[rating=4] Una bobina gira in un vecchio registratore, un Geloso degli anni ’70, dal quale una voce infantile fluisce in sala. Non siamo nella tana di Krapp, ma in quella del Funaro di Pistoia, durante l’attesa della prima assoluta di Roberta cade in trappola di Cuocolo/Bosetti. Un tavolo di legno, un leggio con un diario, un microfono, una videocamera accesa, questo il resto dell’apparecchiatura scenica che richiama lo scorso M, M & M che sempre qui al Funaro prese forma. Una fortunata collaborazione, quella tra Renato Cuocolo e Roberta Bosetti e il centro culturale pistoiese, che ritualmente ci invita a varcarne la soglia e a riassaporare volti e abbracci conviviali.

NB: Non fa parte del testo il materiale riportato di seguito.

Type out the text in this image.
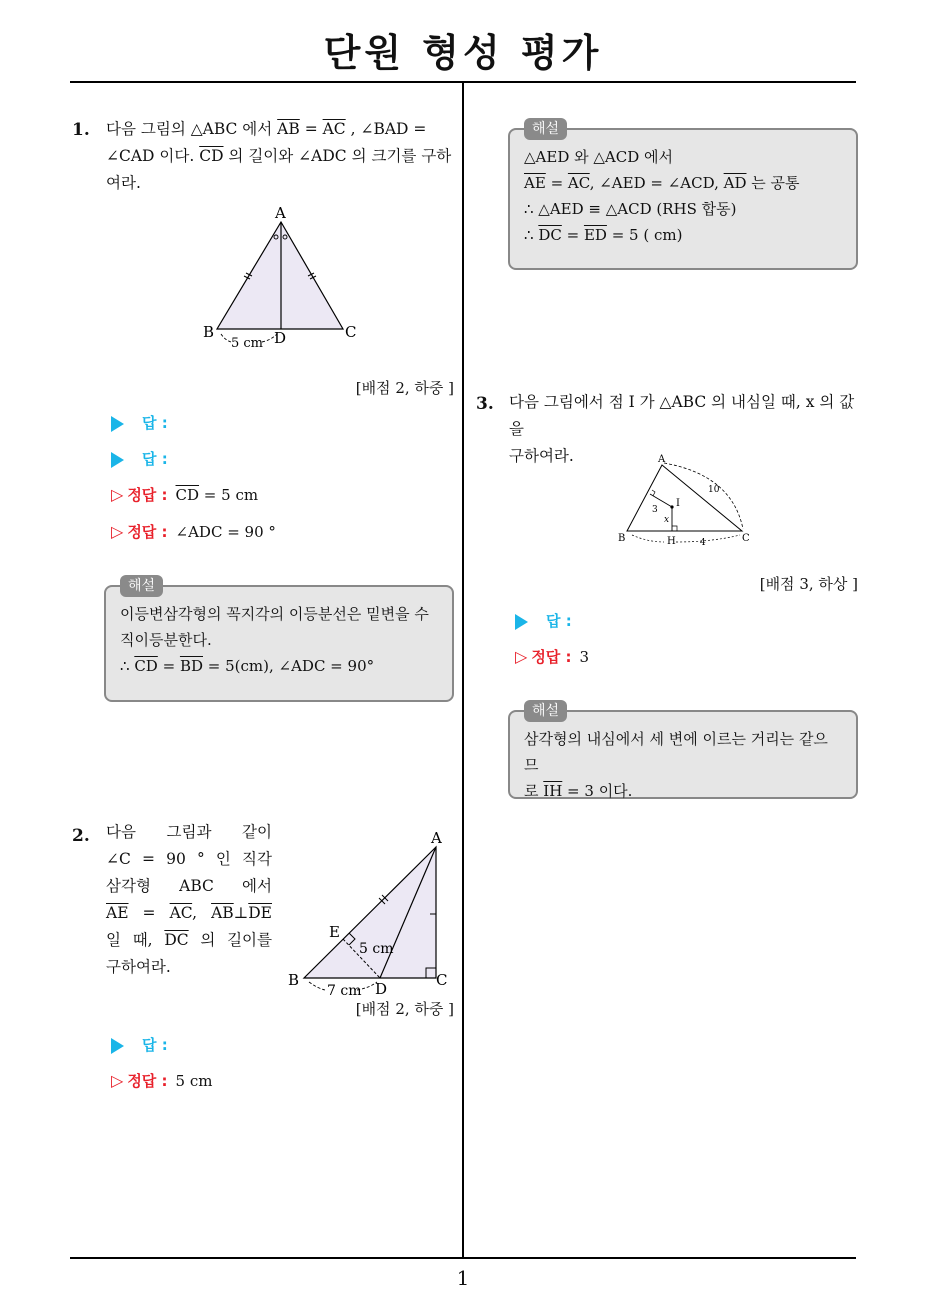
단원 형성 평가
1
1. 다음 그림의 △ABC 에서 $\overline{AB} = \overline{AC}$ , ∠BAD =
∠CAD 이다. $\overline{CD}$ 의 길이와 ∠ADC 의 크기를 구하
여라.
A
B	C
D
5 cm
[배점 2, 하중 ]
답 :
답 :
▷ 정답 : $\overline{CD} = 5$ cm
▷ 정답 : ∠ADC = 90 °
해설
이등변삼각형의 꼭지각의 이등분선은 밑변을 수
직이등분한다.
∴ $\overline{CD} = \overline{BD} = 5(cm)$, ∠ADC = 90°
2. 다음 그림과 같이
∠C = 90 ° 인 직각
삼각형 ABC 에서
$\overline{AE} = \overline{AC}$, $\overline{AB}\perp\overline{DE}$
일 때, $\overline{DC}$ 의 길이를
구하여라.
A
B	C
D
E
5 cm
7 cm
[배점 2, 하중 ]
답 :
▷ 정답 : 5 cm
해설
△AED 와 △ACD 에서
$\overline{AE} = \overline{AC}$, ∠AED = ∠ACD, $\overline{AD}$ 는 공통
∴ △AED ≡ △ACD (RHS 합동)
∴ $\overline{DC} = \overline{ED} = 5$ ( cm)
3. 다음 그림에서 점 I 가 △ABC 의 내심일 때, x 의 값을
구하여라.	A
B	C
H
I
x
3
4
10
[배점 3, 하상 ]
답 :
▷ 정답 : 3
해설
삼각형의 내심에서 세 변에 이르는 거리는 같으므
로 $\overline{IH} = 3$ 이다.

Di colpo la registrazione s’interrompe, il nastro si riavvolge, e il ritmo energico della Sabre Dance di Khachaturian fa il suo ingresso, Renato accenna degli ironici passi di danza, si sistema dietro al suo totem, la macchina da presa, mentre Roberta apre lo spettacolo con un “numero di magia”. La musica che accompagna il numero della donna segata in due (raccontato) è un richiamo al film di Woody Allen Scoop, ultimo collegamento con il mondo del cinema attraversato vertiginosamente in M, M & M che come in un continuum cerebrale dà il la al nuovo lavoro.
La voce registrata della bambina è quella di Roberta, che spalanca così la porta dei ricordi sovrapposti. Un diario personale dal quale fuoriescono uno strizzacervelli, amici e conoscenti lontanamente vicini dai corpi iperrealisti di Duane Hanson, sormontati dal macigno della depressione dovuta alla perdita della madre. Un’indagine su ciò che resta con il passare del tempo delle relazioni tra individui, tra collegamenti, ricordi e separazioni.
L’impianto di Roberta cade in trappola attinge come sempre dall’autobiografico sovrapponendo vita reale e teatro, quello che ha Roberta nella testa, e che insieme a Renato, riesce ogni volta a far defluire in un flusso di pensieri collegati tra loro da una serie di gradi di separazione, che stavolta conducono a ritroso verso il grembo materno.
Roberta Bosetti colora la sua genuina interpretazione di nuove velate sfumature, calde come la sua voce, tenui come il ricordo, salate come le lacrime e innocenti come un sorriso perso tra i nastri del pianeta G570.
Un monologo delicato, intimo e allo stesso tempo ancor più congegnato dei precedenti, naviga nell’apparente calma delle relazioni, e svela con un sottile registro umoristico come l’assenza e il ricordo colleghi gli individui ben più dell’esistenza quotidiana. Roberta cade in trappola e con lei il pubblico in sala.